Research from the Lown Hospitals Index shows that many rural hospitals are doing an exceptional job devoting resources to charity care, avoiding overuse, and caring for low-income members of their communities. In fact, the most socially responsible hospital on the Lown Index this year, Adventist Health Howard Memorial in Willits, CA, is a rural hospital. [see the most socially responsible hospitals]

But their survival is uncertain. Rural hospitals operate with much lower margins than hospitals in urban areas and have been closing at high rates in recent years.

The Centers for Medicare and Medicaid Services (CMS) has established a new way to classify rural hospitals serving in healthcare deserts: Rural Emergency Hospitals (REH). This designation will purportedly prevent some rural hospitals from closing their doors, allowing for the provision of select services for patients under 24 hours annually. Will this new plan be enough to mitigate the struggles of rural hospitals serving their communities?

Rural hospitals have been struggling and so have their communities

Rural communities face intersecting social and health challenges. Despite comprising 15% of the U.S. population, people living in rural areas are more likely to die from heart disease, cancer, and chronic lower respiratory disease, amongst other conditions. Many of these conditions require frequent — and expensive — treatments in order to maintain good quality of life. Due to travel time, burden of cost, childcare, and a plethora of other reasons, it can be difficult for patients in rural communities to access care consistently. 

On the hospital side, an unsteady flow of patients translates to an unsteady flow of cash. This constant financial stress looming over rural hospitals has been getting worse, and COVID-19 didn’t help. With elective services canceled, increased purchasing of PPE, and variability in patient flow due to pandemic waves, rural hospitals were hit hard. The CARES Act was passed to mitigate the short-term financial impacts of COVID-19 and did help rural hospitals stay afloat during the early stages of the pandemic, but it remains unclear if this was sufficient enough to be a longer term solution.
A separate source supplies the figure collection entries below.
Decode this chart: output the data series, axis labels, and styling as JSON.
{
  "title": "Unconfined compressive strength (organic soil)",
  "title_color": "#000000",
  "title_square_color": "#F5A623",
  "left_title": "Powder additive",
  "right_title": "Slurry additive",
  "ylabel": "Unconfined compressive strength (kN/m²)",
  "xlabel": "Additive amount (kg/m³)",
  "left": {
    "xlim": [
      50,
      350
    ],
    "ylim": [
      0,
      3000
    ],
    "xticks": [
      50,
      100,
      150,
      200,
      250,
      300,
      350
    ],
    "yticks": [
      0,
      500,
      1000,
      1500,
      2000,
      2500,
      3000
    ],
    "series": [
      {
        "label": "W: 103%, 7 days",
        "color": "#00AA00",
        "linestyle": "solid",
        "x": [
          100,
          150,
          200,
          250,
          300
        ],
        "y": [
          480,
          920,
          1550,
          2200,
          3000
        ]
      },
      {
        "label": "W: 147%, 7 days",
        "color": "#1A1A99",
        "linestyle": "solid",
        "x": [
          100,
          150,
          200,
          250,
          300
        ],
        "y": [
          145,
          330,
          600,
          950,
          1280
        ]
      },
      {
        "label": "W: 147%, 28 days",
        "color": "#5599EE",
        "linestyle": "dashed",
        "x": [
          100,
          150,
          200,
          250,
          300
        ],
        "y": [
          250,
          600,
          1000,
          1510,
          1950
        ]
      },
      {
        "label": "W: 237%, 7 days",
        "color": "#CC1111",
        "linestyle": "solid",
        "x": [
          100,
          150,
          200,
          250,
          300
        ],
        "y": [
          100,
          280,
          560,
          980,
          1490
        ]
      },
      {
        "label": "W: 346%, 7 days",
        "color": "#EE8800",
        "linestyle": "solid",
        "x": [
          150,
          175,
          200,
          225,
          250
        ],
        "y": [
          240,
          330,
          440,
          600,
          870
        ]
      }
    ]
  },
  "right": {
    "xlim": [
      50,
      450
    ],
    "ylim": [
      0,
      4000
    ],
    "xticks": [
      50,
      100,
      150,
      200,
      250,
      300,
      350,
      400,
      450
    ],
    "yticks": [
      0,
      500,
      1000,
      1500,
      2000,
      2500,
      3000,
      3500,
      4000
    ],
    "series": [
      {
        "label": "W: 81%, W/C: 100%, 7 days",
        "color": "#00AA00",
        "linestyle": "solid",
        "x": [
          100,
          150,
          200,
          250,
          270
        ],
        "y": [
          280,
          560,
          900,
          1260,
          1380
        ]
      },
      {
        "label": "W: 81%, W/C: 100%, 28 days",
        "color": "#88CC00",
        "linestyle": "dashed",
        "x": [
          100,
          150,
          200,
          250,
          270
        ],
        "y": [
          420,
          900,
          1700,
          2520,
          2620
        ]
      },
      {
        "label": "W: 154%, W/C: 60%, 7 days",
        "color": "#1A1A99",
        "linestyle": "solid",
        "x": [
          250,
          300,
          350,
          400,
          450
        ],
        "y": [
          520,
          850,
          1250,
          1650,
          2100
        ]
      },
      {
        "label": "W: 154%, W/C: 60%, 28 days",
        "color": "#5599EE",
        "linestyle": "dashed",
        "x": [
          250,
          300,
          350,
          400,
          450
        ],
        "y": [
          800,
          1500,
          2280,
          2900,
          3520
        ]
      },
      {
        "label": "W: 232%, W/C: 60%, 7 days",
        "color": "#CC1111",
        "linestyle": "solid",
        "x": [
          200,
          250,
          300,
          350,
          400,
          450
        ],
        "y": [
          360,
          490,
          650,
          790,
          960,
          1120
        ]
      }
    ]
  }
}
When rural hospitals struggle financially, they’re left with the agonizing decision to close down sections of the hospital and deny care to those who need it, or shutting down the entire hospital. This is already starting to play out in a major way. One of the first departments to see cuts is typically obstetrics, as the number of deliveries per year is often not enough to fund the entire unit. With the Dobbs v Jackson decision, it’s likely that more pregnant people will find themselves in need of obstetrical care and have no easy access options as rural hospitals continue closing units. Obstetrics is just one example though – other specialized units may find themselves in the crosshairs depending on the financial situation. 
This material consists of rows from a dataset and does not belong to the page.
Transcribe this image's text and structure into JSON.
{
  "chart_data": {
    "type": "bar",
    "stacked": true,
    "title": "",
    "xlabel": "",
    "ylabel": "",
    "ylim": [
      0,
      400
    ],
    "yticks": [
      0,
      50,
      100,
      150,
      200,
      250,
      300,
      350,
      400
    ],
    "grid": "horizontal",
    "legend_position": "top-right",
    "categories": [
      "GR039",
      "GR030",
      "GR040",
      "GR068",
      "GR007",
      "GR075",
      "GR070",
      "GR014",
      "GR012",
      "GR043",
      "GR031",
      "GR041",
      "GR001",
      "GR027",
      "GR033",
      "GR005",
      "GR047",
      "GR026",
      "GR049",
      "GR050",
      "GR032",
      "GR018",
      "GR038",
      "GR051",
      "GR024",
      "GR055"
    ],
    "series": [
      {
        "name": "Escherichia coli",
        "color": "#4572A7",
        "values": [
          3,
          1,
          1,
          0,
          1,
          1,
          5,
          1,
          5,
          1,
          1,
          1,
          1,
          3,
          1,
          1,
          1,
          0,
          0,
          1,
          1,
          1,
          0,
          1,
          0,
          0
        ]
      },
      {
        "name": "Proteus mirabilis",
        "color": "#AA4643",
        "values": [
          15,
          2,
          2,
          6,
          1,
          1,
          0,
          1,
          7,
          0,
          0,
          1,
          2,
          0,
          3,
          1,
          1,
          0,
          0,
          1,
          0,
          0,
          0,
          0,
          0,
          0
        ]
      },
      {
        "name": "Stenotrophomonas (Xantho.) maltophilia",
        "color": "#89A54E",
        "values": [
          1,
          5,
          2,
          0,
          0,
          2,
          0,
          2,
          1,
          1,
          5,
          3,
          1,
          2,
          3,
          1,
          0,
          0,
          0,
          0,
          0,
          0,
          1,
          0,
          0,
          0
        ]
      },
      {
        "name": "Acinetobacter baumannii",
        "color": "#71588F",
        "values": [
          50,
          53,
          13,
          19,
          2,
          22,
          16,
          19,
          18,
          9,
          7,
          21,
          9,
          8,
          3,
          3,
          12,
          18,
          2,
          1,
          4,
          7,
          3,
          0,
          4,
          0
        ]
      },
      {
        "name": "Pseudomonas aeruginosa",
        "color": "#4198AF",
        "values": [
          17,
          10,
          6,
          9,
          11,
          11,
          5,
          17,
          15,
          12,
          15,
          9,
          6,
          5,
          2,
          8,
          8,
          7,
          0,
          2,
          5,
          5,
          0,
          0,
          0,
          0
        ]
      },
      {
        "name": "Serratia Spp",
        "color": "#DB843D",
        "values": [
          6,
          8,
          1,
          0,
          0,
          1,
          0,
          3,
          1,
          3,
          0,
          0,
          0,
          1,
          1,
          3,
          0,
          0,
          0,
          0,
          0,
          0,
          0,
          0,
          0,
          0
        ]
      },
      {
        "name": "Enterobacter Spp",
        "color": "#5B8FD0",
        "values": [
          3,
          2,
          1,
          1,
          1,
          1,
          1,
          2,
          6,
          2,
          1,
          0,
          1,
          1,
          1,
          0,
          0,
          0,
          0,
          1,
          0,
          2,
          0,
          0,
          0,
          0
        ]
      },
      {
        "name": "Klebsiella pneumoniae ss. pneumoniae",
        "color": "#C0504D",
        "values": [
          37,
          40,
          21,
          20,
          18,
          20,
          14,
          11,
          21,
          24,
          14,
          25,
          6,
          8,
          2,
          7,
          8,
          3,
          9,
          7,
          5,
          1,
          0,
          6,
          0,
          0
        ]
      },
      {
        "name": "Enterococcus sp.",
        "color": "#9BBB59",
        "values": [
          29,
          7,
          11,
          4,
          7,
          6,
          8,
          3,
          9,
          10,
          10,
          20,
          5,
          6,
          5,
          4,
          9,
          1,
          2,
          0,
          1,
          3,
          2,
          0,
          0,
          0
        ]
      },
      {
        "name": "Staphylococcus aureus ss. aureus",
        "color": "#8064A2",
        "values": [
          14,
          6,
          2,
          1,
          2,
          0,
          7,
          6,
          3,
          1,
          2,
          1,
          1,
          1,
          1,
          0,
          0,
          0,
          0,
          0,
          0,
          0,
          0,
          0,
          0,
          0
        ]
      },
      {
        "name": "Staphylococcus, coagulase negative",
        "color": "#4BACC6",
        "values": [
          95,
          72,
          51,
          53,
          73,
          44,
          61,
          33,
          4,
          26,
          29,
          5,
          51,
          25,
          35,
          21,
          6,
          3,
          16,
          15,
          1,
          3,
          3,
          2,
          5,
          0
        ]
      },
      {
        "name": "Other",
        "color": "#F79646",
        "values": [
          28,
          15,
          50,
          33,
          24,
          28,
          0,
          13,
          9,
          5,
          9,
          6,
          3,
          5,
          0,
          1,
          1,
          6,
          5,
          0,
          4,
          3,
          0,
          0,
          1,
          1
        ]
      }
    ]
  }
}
CMS has a plan, but it may not be enough

REHs are, according to CMS, an opportunity for rural hospitals to keep their doors open and continue providing crucial care to their communities. By definition, REHs have less than 50 beds and do not provide acute care services with the exception of distinct, skilled nursing facility units. With this new plan, REHs will receive a monthly facility payment and outpatient services will receive an additional 5% payment per service from CMS, without charging the beneficiary for coinsurance.  Outpatient services are defined in broad terms with the intention of easing financial burdens on REHs. 
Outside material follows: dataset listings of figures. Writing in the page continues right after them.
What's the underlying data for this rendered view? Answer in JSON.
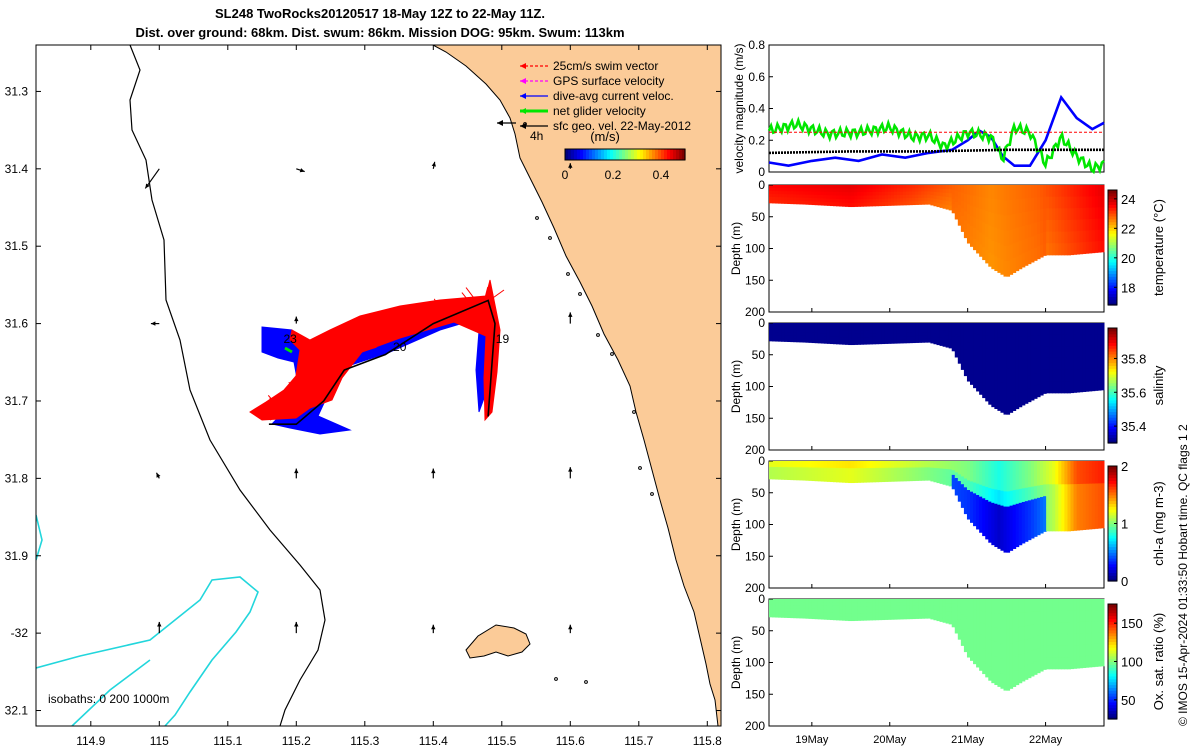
{
  "title": {
    "line1": "SL248 TwoRocks20120517 18-May 12Z to 22-May 11Z.",
    "line2": "Dist. over ground: 68km. Dist. swum: 86km. Mission DOG: 95km. Swum: 113km"
  },
  "credit": "© IMOS 15-Apr-2024 01:33:50 Hobart time. QC flags 1  2",
  "colors": {
    "land": "#fbcb98",
    "isobath_200": "#000000",
    "isobath_1000": "#22d6dc",
    "swim": "#ff0000",
    "gps": "#ff00ff",
    "current": "#0000ff",
    "net": "#00e600",
    "geo": "#000000"
  },
  "chart_data": [
    {
      "type": "map",
      "name": "glider track map",
      "xlim": [
        114.82,
        115.82
      ],
      "ylim": [
        -32.12,
        -31.24
      ],
      "xticks": [
        114.9,
        115,
        115.1,
        115.2,
        115.3,
        115.4,
        115.5,
        115.6,
        115.7,
        115.8
      ],
      "xtick_labels": [
        "114.9",
        "115",
        "115.1",
        "115.2",
        "115.3",
        "115.4",
        "115.5",
        "115.6",
        "115.7",
        "115.8"
      ],
      "yticks": [
        -31.3,
        -31.4,
        -31.5,
        -31.6,
        -31.7,
        -31.8,
        -31.9,
        -32.0,
        -32.1
      ],
      "ytick_labels": [
        "31.3",
        "31.4",
        "31.5",
        "31.6",
        "31.7",
        "31.8",
        "31.9",
        "-32",
        "32.1"
      ],
      "legend": [
        {
          "label": "25cm/s swim vector",
          "color": "#ff0000"
        },
        {
          "label": "GPS surface velocity",
          "color": "#ff00ff"
        },
        {
          "label": "dive-avg current veloc.",
          "color": "#0000ff"
        },
        {
          "label": "net glider velocity",
          "color": "#00e600"
        },
        {
          "label": "sfc geo. vel. 22-May-2012",
          "color": "#000000"
        }
      ],
      "scale_label": "4h",
      "colorbar": {
        "title": "(m/s)",
        "range": [
          0,
          0.5
        ],
        "ticks": [
          0,
          0.2,
          0.4
        ],
        "tick_labels": [
          "0",
          "0.2",
          "0.4"
        ]
      },
      "track_labels": [
        {
          "text": "23",
          "lon": 115.19,
          "lat": -31.62
        },
        {
          "text": "20",
          "lon": 115.35,
          "lat": -31.63
        },
        {
          "text": "19",
          "lon": 115.5,
          "lat": -31.62
        }
      ],
      "track": [
        {
          "lon": 115.48,
          "lat": -31.72
        },
        {
          "lon": 115.485,
          "lat": -31.66
        },
        {
          "lon": 115.49,
          "lat": -31.6
        },
        {
          "lon": 115.48,
          "lat": -31.57
        },
        {
          "lon": 115.4,
          "lat": -31.6
        },
        {
          "lon": 115.33,
          "lat": -31.64
        },
        {
          "lon": 115.27,
          "lat": -31.66
        },
        {
          "lon": 115.24,
          "lat": -31.7
        },
        {
          "lon": 115.2,
          "lat": -31.73
        },
        {
          "lon": 115.16,
          "lat": -31.73
        }
      ],
      "geo_vectors": [
        {
          "lon": 115.0,
          "lat": -31.4,
          "u": -0.1,
          "v": -0.14
        },
        {
          "lon": 115.2,
          "lat": -31.4,
          "u": 0.06,
          "v": -0.02
        },
        {
          "lon": 115.4,
          "lat": -31.4,
          "u": 0.01,
          "v": 0.05
        },
        {
          "lon": 115.6,
          "lat": -31.4,
          "u": 0.0,
          "v": 0.04
        },
        {
          "lon": 115.0,
          "lat": -31.6,
          "u": -0.06,
          "v": 0.0
        },
        {
          "lon": 115.2,
          "lat": -31.6,
          "u": 0.0,
          "v": 0.05
        },
        {
          "lon": 115.6,
          "lat": -31.6,
          "u": 0.0,
          "v": 0.08
        },
        {
          "lon": 115.0,
          "lat": -31.8,
          "u": -0.02,
          "v": 0.04
        },
        {
          "lon": 115.2,
          "lat": -31.8,
          "u": 0.0,
          "v": 0.07
        },
        {
          "lon": 115.4,
          "lat": -31.8,
          "u": 0.0,
          "v": 0.07
        },
        {
          "lon": 115.6,
          "lat": -31.8,
          "u": 0.0,
          "v": 0.08
        },
        {
          "lon": 115.0,
          "lat": -32.0,
          "u": 0.0,
          "v": 0.08
        },
        {
          "lon": 115.2,
          "lat": -32.0,
          "u": 0.0,
          "v": 0.08
        },
        {
          "lon": 115.4,
          "lat": -32.0,
          "u": 0.0,
          "v": 0.06
        },
        {
          "lon": 115.6,
          "lat": -32.0,
          "u": 0.0,
          "v": 0.06
        }
      ],
      "isobath_label": "isobaths: 0   200  1000m"
    },
    {
      "type": "line",
      "name": "velocity time series",
      "xlim": [
        18.45,
        22.75
      ],
      "ylim": [
        0,
        0.8
      ],
      "ylabel": "velocity magnitude (m/s)",
      "yticks": [
        0,
        0.2,
        0.4,
        0.6,
        0.8
      ],
      "ytick_labels": [
        "0",
        "0.2",
        "0.4",
        "0.6",
        "0.8"
      ],
      "series": [
        {
          "name": "dive-avg current",
          "color": "#0000ff",
          "x": [
            18.45,
            18.7,
            19.0,
            19.3,
            19.6,
            19.9,
            20.2,
            20.5,
            20.8,
            21.0,
            21.15,
            21.3,
            21.45,
            21.6,
            21.8,
            22.0,
            22.2,
            22.4,
            22.6,
            22.75
          ],
          "y": [
            0.06,
            0.04,
            0.07,
            0.09,
            0.07,
            0.11,
            0.09,
            0.12,
            0.14,
            0.2,
            0.26,
            0.22,
            0.1,
            0.04,
            0.04,
            0.2,
            0.47,
            0.34,
            0.27,
            0.31
          ]
        },
        {
          "name": "net glider velocity",
          "color": "#00e600",
          "x": [
            18.45,
            18.8,
            19.2,
            19.6,
            20.0,
            20.3,
            20.5,
            20.7,
            21.0,
            21.3,
            21.45,
            21.6,
            21.8,
            22.0,
            22.2,
            22.4,
            22.6,
            22.75
          ],
          "y": [
            0.26,
            0.3,
            0.24,
            0.25,
            0.28,
            0.22,
            0.23,
            0.16,
            0.25,
            0.22,
            0.08,
            0.28,
            0.25,
            0.05,
            0.22,
            0.1,
            0.02,
            0.05
          ]
        },
        {
          "name": "sfc geo. vel.",
          "color": "#000000",
          "x": [
            18.45,
            19.5,
            20.5,
            21.5,
            22.75
          ],
          "y": [
            0.12,
            0.13,
            0.13,
            0.14,
            0.14
          ]
        },
        {
          "name": "swim",
          "color": "#ff0000",
          "x": [
            18.45,
            22.75
          ],
          "y": [
            0.25,
            0.25
          ]
        }
      ]
    },
    {
      "type": "section",
      "name": "temperature",
      "ylabel": "Depth (m)",
      "ylim": [
        200,
        0
      ],
      "yticks": [
        0,
        50,
        100,
        150,
        200
      ],
      "ytick_labels": [
        "0",
        "50",
        "100",
        "150",
        "200"
      ],
      "colorbar_label": "temperature (°C)",
      "clim": [
        16.8,
        24.6
      ],
      "colorbar_ticks": [
        18,
        20,
        22,
        24
      ],
      "colorbar_tick_labels": [
        "18",
        "20",
        "22",
        "24"
      ],
      "bottom_depth": {
        "x": [
          18.45,
          18.9,
          19.5,
          20.0,
          20.5,
          20.8,
          21.0,
          21.3,
          21.5,
          21.7,
          22.0,
          22.3,
          22.75
        ],
        "z": [
          28,
          30,
          34,
          32,
          30,
          40,
          90,
          130,
          145,
          130,
          110,
          110,
          105
        ]
      },
      "color_field": {
        "x": [
          18.45,
          19.5,
          20.3,
          20.8,
          21.3,
          21.9,
          22.2,
          22.75
        ],
        "v": [
          23.6,
          23.8,
          23.3,
          22.9,
          22.6,
          22.9,
          23.2,
          23.8
        ]
      }
    },
    {
      "type": "section",
      "name": "salinity",
      "ylabel": "Depth (m)",
      "ylim": [
        200,
        0
      ],
      "yticks": [
        0,
        50,
        100,
        150,
        200
      ],
      "ytick_labels": [
        "0",
        "50",
        "100",
        "150",
        "200"
      ],
      "colorbar_label": "salinity",
      "clim": [
        35.3,
        35.98
      ],
      "colorbar_ticks": [
        35.4,
        35.6,
        35.8
      ],
      "colorbar_tick_labels": [
        "35.4",
        "35.6",
        "35.8"
      ],
      "bottom_depth": {
        "x": [
          18.45,
          18.9,
          19.5,
          20.0,
          20.5,
          20.8,
          21.0,
          21.3,
          21.5,
          21.7,
          22.0,
          22.3,
          22.75
        ],
        "z": [
          28,
          30,
          34,
          32,
          30,
          40,
          90,
          130,
          145,
          130,
          110,
          110,
          105
        ]
      },
      "color_field": {
        "x": [
          18.45,
          22.75
        ],
        "v": [
          35.31,
          35.31
        ]
      }
    },
    {
      "type": "section",
      "name": "chl-a",
      "ylabel": "Depth (m)",
      "ylim": [
        200,
        0
      ],
      "yticks": [
        0,
        50,
        100,
        150,
        200
      ],
      "ytick_labels": [
        "0",
        "50",
        "100",
        "150",
        "200"
      ],
      "colorbar_label": "chl-a (mg m-3)",
      "clim": [
        0,
        2
      ],
      "colorbar_ticks": [
        0,
        1,
        2
      ],
      "colorbar_tick_labels": [
        "0",
        "1",
        "2"
      ],
      "bottom_depth": {
        "x": [
          18.45,
          18.9,
          19.5,
          20.0,
          20.5,
          20.8,
          21.0,
          21.3,
          21.5,
          21.7,
          22.0,
          22.3,
          22.75
        ],
        "z": [
          28,
          30,
          34,
          32,
          30,
          40,
          90,
          130,
          145,
          130,
          110,
          110,
          105
        ]
      },
      "color_field": {
        "x": [
          18.45,
          19.5,
          20.5,
          21.0,
          21.4,
          21.8,
          22.1,
          22.4,
          22.75
        ],
        "v": [
          1.1,
          1.2,
          1.0,
          0.9,
          0.7,
          0.9,
          1.1,
          1.5,
          1.6
        ]
      }
    },
    {
      "type": "section",
      "name": "oxygen saturation",
      "ylabel": "Depth (m)",
      "ylim": [
        200,
        0
      ],
      "yticks": [
        0,
        50,
        100,
        150,
        200
      ],
      "ytick_labels": [
        "0",
        "50",
        "100",
        "150",
        "200"
      ],
      "colorbar_label": "Ox. sat. ratio (%)",
      "clim": [
        25,
        175
      ],
      "colorbar_ticks": [
        50,
        100,
        150
      ],
      "colorbar_tick_labels": [
        "50",
        "100",
        "150"
      ],
      "bottom_depth": {
        "x": [
          18.45,
          18.9,
          19.5,
          20.0,
          20.5,
          20.8,
          21.0,
          21.3,
          21.5,
          21.7,
          22.0,
          22.3,
          22.75
        ],
        "z": [
          28,
          30,
          34,
          32,
          30,
          40,
          90,
          130,
          145,
          130,
          110,
          110,
          105
        ]
      },
      "color_field": {
        "x": [
          18.45,
          22.75
        ],
        "v": [
          98,
          98
        ]
      }
    }
  ],
  "time_axis": {
    "ticks": [
      19,
      20,
      21,
      22
    ],
    "tick_labels": [
      "19May",
      "20May",
      "21May",
      "22May"
    ]
  }
}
The key question is whether or not this new plan will reimburse hospitals at a rate high enough to meet the needs of the community. The amount of the facility payment is “the linchpin for the whole program,” said Brock Slabach, chief operations officer for the National Rural Health Association, in Kaiser Health News

It is clear that something needs to be done to address the decreasing access to healthcare in our nation’s rural communities. Our system of incentivizing volume — specifically elective procedures — is failing rural hospitals. We won’t know for a while if the CMS plan to support rural emergency hospitals will be effective, or if rural hospitals will participate at high enough rates to make a difference. It’s promising that something is being done on the national policy level to alleviate the financial burdens on rural hospitals. In the meantime, the federal government should keep looking at options to restructure how we pay hospitals to maximize patient health rather than volume.